The Nashville Construction Readiness Partnership is a collaborative initiative of Mayor Barry to ensure the citizens of Nashville have the access and the skills needed to engage in Nashville’s vibrant construction industry. The Partnership will develop and implement strategies that match employers with skilled Davidson County workers and provide training opportunities for residents seeking to enter the industry for the first time. The focus of the strategies will be to leverage existing activities and initiatives, such as Go Build Tennessee, that facilitate the employment of Davidson County residents and make investments in areas where such activities need expansion or creation.

Toby Compton, president of Associated Builders and Contractors, praised the Mayor’s efforts to create a workforce development program that will help contractors in finding skilled construction workers for local jobs, saying “many of our builders and contractors are hungry to have a local trained workforce ready to help get jobs completed on time. They would love nothing more than to hire more Davidson County workers on their projects, and the Nashville Construction Readiness Partnership will help them do just that.”

“Thanks to the efforts of Mayor Barry, we will see an expanded job training and workforce development program that will result in more of Nashville’s workers – especially low-income residents who are stuck in under-paying jobs – having the opportunity to learn those skills that will result in better wages and benefits for themselves and their families,” said Rev. Ed Thompson, chair of Nashville Organized for Action and Hope (NOAH), the organization that helped get Amendment Three on the ballot.

During the press conference, Jon Cooper, director of the Metro Department of Law, explained the new regulations that are designed to phase in over the course of four years, providing contractors and workforce development agencies time to build Nashville’s construction workforce to meet the requirements of the law.

Key provisions in the implementation regulations include:

  • Designates Nashville Career Advancement Center (NCAC) as partner in finding and training Davidson County residents and low-income persons to work on Metro construction projects.
  • Specifies the detailed information that must be provided in the monthly payroll report in an electronic format as determined by the purchasing agent. Contractors would not get paid until the report is provided.
  • Includes an exception for emergency projects when there is a threat to public health, welfare or safety.
  • Includes a four-year phased-in penalty approach focused on helping contractors to comply with the new law.
  • Waivers for contractors who can show that there aren’t enough qualified workers in Davidson County to meet the provisions of the law.

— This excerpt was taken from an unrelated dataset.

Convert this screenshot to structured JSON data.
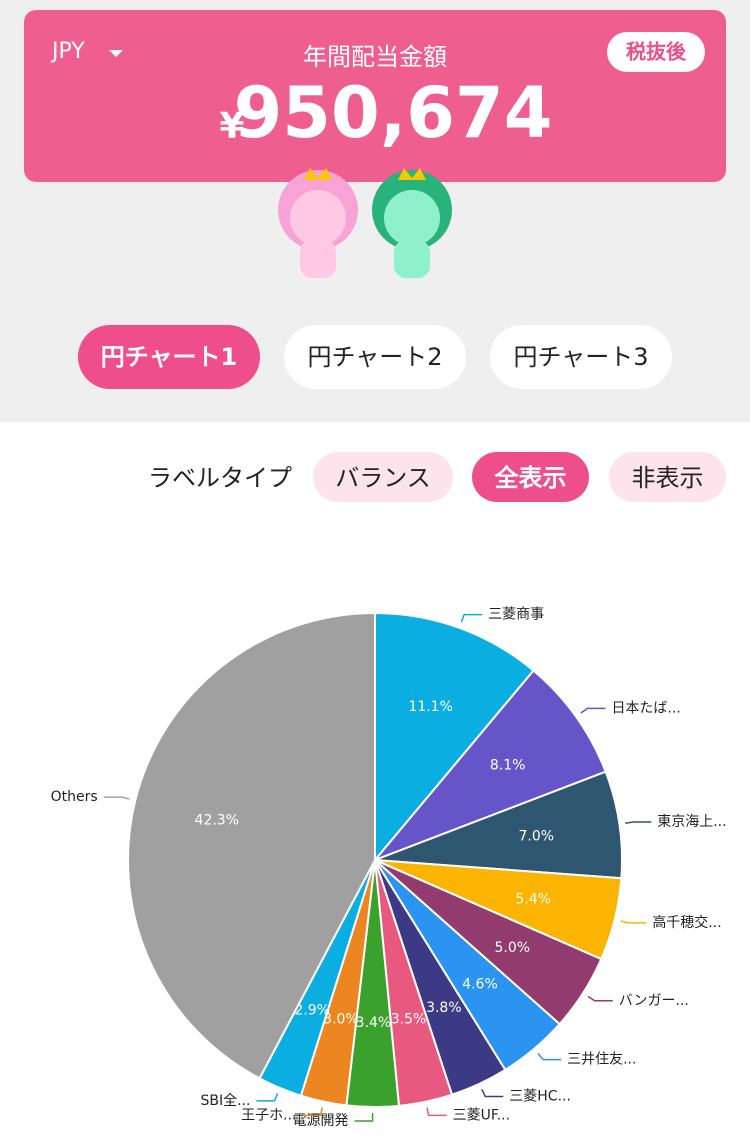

The new regulations will be presented to the Procurement Standards Board for approval at their next available meeting. The NCRP will move forward utilizing existing resources while the administration prepares a supplemental budget request to the Metro Council that can be used to aid in efforts to recruit and train new construction workers for the jobs that are available.

The NCRP Summary and a comparison of the regulations proposed in October of 2015 and the new regulations arrived at through collaborative discussions are attached to the press release.